I find it particularly fitting that running is one of the metaphors used in our Scripture passage today. At this point in the book of Isaiah, the Israelite people are in exile – exile is a big fancy word for not belonging. The Israelites have been taken from their homes, brought to a foreign land. The people around them speak a different language, eat funny foods and do not treat the Israelites particularly well. The prophets have been warning that this will happen – they’ve been saying that the people will be punished for breaking covenant will God.
And this text is beautiful – chapter 40 of Isaiah begins with God telling Isaiah to comfort the people. “Comfort, O Comfort my people, says your God. Speak tenderly to Jerusalem, and cry to her that she has served her term, that her penalty is paid, that she has received from the Lord double for all her sins.”
I recently heard a pastor describe comfort as the moment after you fall and skin your knee, when your mother scoops you up, kisses the boo boo and puts a bandaid on it. Moms know how to make everything better.
But the people are tired. They are homesick for a home that is gone – it’s been destroyed. They are having trouble remembering who they are. Isaiah is bringing comfort, but instead of being a kiss and a bandaid, it is the promise that the kiss and bandaid are coming. He’s telling the people that they have one more mile.

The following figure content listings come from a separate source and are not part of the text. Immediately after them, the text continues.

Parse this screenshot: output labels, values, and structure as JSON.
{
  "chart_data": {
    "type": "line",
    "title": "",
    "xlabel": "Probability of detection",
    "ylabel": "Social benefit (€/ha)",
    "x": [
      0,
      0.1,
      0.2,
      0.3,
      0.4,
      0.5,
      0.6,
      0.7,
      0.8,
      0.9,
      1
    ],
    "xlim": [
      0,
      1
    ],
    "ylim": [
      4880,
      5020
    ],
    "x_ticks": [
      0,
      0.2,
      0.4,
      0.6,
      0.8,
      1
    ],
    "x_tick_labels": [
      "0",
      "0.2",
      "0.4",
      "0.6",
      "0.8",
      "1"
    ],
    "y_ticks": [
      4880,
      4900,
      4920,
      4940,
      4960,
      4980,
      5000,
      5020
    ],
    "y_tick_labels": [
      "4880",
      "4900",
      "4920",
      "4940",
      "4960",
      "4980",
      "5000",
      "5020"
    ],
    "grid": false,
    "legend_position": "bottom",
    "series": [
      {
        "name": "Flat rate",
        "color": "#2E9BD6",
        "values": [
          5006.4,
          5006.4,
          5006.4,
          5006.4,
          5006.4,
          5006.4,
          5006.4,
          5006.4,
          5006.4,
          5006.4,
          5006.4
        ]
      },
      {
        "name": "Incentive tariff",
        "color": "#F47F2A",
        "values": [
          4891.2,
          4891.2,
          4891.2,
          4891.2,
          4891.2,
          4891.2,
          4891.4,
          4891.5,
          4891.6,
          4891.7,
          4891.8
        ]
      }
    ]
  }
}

Have you ever felt worn out? Do you feel worn out now? Perhaps you’re experiencing stressful times at work or at school. Maybe a time of grief that feels like it will consume you. Maybe you don’t even know why you feel worn out, but life just seems more difficult than it should.
In times like those, the encouragement of “one more mile” doesn’t seem like much. In fact, sometimes it seems downright brutal. We really want the easy answer, don’t we? We’d like to be picked up and have the puzzle pieces of our lives put back into order – and perhaps glued down like the puzzles that hang in the hallways. But our pains, griefs, distresses, angers, and fears linger, don’t they? Any answer that is easy does not ease the hurt – and often, they make things worse. A pastor friend told me yesterday that he has a list of things not to say to people in the hospital. It includes the sort of easy answers that deny the difficulty of real life.

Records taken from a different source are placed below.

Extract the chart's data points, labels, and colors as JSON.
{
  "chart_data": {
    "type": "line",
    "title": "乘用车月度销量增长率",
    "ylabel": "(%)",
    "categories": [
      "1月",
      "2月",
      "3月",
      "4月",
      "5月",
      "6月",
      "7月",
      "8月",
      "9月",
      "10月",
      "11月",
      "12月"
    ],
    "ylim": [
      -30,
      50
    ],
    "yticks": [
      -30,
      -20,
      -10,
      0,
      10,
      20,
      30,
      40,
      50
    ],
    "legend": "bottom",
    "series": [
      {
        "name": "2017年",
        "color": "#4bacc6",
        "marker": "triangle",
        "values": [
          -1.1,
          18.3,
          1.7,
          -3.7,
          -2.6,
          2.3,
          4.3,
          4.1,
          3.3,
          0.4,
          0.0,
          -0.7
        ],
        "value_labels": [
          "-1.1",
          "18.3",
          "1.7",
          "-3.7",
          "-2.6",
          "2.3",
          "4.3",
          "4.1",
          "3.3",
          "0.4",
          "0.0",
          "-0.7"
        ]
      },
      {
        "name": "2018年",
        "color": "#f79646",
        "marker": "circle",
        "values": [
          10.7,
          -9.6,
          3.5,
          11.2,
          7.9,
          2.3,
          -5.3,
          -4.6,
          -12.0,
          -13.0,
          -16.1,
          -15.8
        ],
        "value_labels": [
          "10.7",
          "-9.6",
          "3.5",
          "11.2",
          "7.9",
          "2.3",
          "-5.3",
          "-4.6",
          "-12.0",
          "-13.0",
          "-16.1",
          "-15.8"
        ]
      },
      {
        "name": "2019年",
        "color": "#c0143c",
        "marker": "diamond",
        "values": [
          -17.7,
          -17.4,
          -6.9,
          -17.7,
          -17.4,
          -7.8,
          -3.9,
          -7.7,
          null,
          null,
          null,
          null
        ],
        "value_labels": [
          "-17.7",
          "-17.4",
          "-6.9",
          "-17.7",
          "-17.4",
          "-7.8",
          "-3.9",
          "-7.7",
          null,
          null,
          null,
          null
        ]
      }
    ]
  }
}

Making everything “right” for a people in exile takes more than a bandaid – it is a process. Sometimes for all of us there is more pain before we can see or feel the comfort. But Isaiah reminds us that the God who makes these promises is the God who knows the stars by name and calls them forth. That God, Isaiah says, is able to renew us, to give us the strength to keep moving forward, even when we think we are through. The God who is never weary sees when we are. That last mile won’t be easy. Every step may feel like it will be your last. Running columnist John Bingham describes the last 6 miles of a marathon like this:
“Mile 20 is ‘the Wall.’ For many runners and walkers, ths is where the marathon starts. As a friend of mine used to say, the marathon is 20 miles of hope followed by 6 miles of truth. I know that’s where everyone says the Wall is, but this wasn’t like hitting a wall. This was like someone handing me a refrigerator and asking me to carry it to the finish line. It wasn’t that anything hurt. It was as if I suddenly weighed 800 pounds.”

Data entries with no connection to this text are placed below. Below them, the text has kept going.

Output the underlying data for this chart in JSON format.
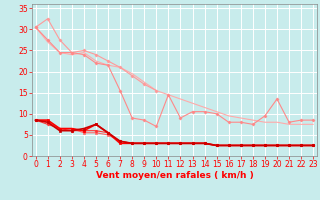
{
  "title": "",
  "xlabel": "Vent moyen/en rafales ( km/h )",
  "ylabel": "",
  "bg_color": "#c8ecec",
  "grid_color": "#ffffff",
  "x": [
    0,
    1,
    2,
    3,
    4,
    5,
    6,
    7,
    8,
    9,
    10,
    11,
    12,
    13,
    14,
    15,
    16,
    17,
    18,
    19,
    20,
    21,
    22,
    23
  ],
  "series": [
    {
      "color": "#ffaaaa",
      "marker": null,
      "markersize": 0,
      "linewidth": 0.8,
      "data": [
        30.5,
        27.0,
        24.5,
        24.0,
        24.5,
        22.5,
        21.5,
        21.0,
        19.5,
        17.5,
        15.5,
        14.5,
        13.5,
        12.5,
        11.5,
        10.5,
        9.5,
        9.0,
        8.5,
        8.0,
        8.0,
        7.5,
        7.5,
        7.5
      ]
    },
    {
      "color": "#ff9999",
      "marker": "D",
      "markersize": 1.5,
      "linewidth": 0.8,
      "data": [
        30.5,
        32.5,
        27.5,
        24.5,
        25.0,
        24.0,
        22.5,
        21.0,
        19.0,
        17.0,
        15.5,
        null,
        null,
        null,
        null,
        null,
        null,
        null,
        null,
        null,
        null,
        null,
        null,
        null
      ]
    },
    {
      "color": "#ff8888",
      "marker": "D",
      "markersize": 1.5,
      "linewidth": 0.8,
      "data": [
        30.5,
        27.5,
        24.5,
        24.5,
        24.0,
        22.0,
        21.5,
        15.5,
        9.0,
        8.5,
        7.0,
        14.5,
        9.0,
        10.5,
        10.5,
        10.0,
        8.0,
        8.0,
        7.5,
        9.5,
        13.5,
        8.0,
        8.5,
        8.5
      ]
    },
    {
      "color": "#ff6666",
      "marker": "s",
      "markersize": 1.5,
      "linewidth": 0.8,
      "data": [
        8.5,
        8.0,
        6.5,
        6.5,
        5.5,
        5.5,
        5.0,
        3.5,
        3.0,
        3.0,
        3.0,
        3.0,
        3.0,
        3.0,
        3.0,
        2.5,
        2.5,
        2.5,
        2.5,
        2.5,
        2.5,
        2.5,
        2.5,
        2.5
      ]
    },
    {
      "color": "#ff3333",
      "marker": "D",
      "markersize": 1.5,
      "linewidth": 0.8,
      "data": [
        8.5,
        7.5,
        6.5,
        6.0,
        6.0,
        6.0,
        5.5,
        3.5,
        3.0,
        3.0,
        3.0,
        3.0,
        3.0,
        3.0,
        3.0,
        2.5,
        2.5,
        2.5,
        2.5,
        2.5,
        2.5,
        2.5,
        2.5,
        2.5
      ]
    },
    {
      "color": "#ff0000",
      "marker": "s",
      "markersize": 2.0,
      "linewidth": 1.2,
      "data": [
        8.5,
        8.5,
        6.5,
        6.5,
        6.0,
        7.5,
        5.5,
        3.0,
        3.0,
        3.0,
        3.0,
        3.0,
        3.0,
        3.0,
        3.0,
        2.5,
        2.5,
        2.5,
        2.5,
        2.5,
        2.5,
        2.5,
        2.5,
        2.5
      ]
    },
    {
      "color": "#cc0000",
      "marker": "s",
      "markersize": 2.0,
      "linewidth": 1.2,
      "data": [
        8.5,
        8.0,
        6.0,
        6.0,
        6.5,
        7.5,
        5.5,
        3.5,
        3.0,
        3.0,
        3.0,
        3.0,
        3.0,
        3.0,
        3.0,
        2.5,
        2.5,
        2.5,
        2.5,
        2.5,
        2.5,
        2.5,
        2.5,
        2.5
      ]
    }
  ],
  "xlim": [
    -0.3,
    23.3
  ],
  "ylim": [
    0,
    36
  ],
  "yticks": [
    0,
    5,
    10,
    15,
    20,
    25,
    30,
    35
  ],
  "xticks": [
    0,
    1,
    2,
    3,
    4,
    5,
    6,
    7,
    8,
    9,
    10,
    11,
    12,
    13,
    14,
    15,
    16,
    17,
    18,
    19,
    20,
    21,
    22,
    23
  ],
  "tick_label_color": "#ff0000",
  "xlabel_color": "#ff0000",
  "xlabel_fontsize": 6.5,
  "tick_fontsize": 5.5,
  "axis_color": "#888888"
}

For those of you who like sports metaphors, I’m afraid running is all I’ve got. But my guess is that we’ll all had moments where we felt like we were carrying around a refrigerator-sized weight. Perhaps you have one now. I wish I could find a convenient bandaid, but I have none. What I do know is that you aren’t carrying that refrigerator alone, and that God is whispering the strength that all of us need to go just a little farther. Step by step, moment by moment we are being renewed.
Will you pray with me?
God of comfort, many of us come today with more hurt than we can carry. And those of us who don’t know and care about others who are. We ask for the strength to continue. We ask for the renewal you offer. Give us what we need to continue on our journey. In Jesus’ name we pray, Amen.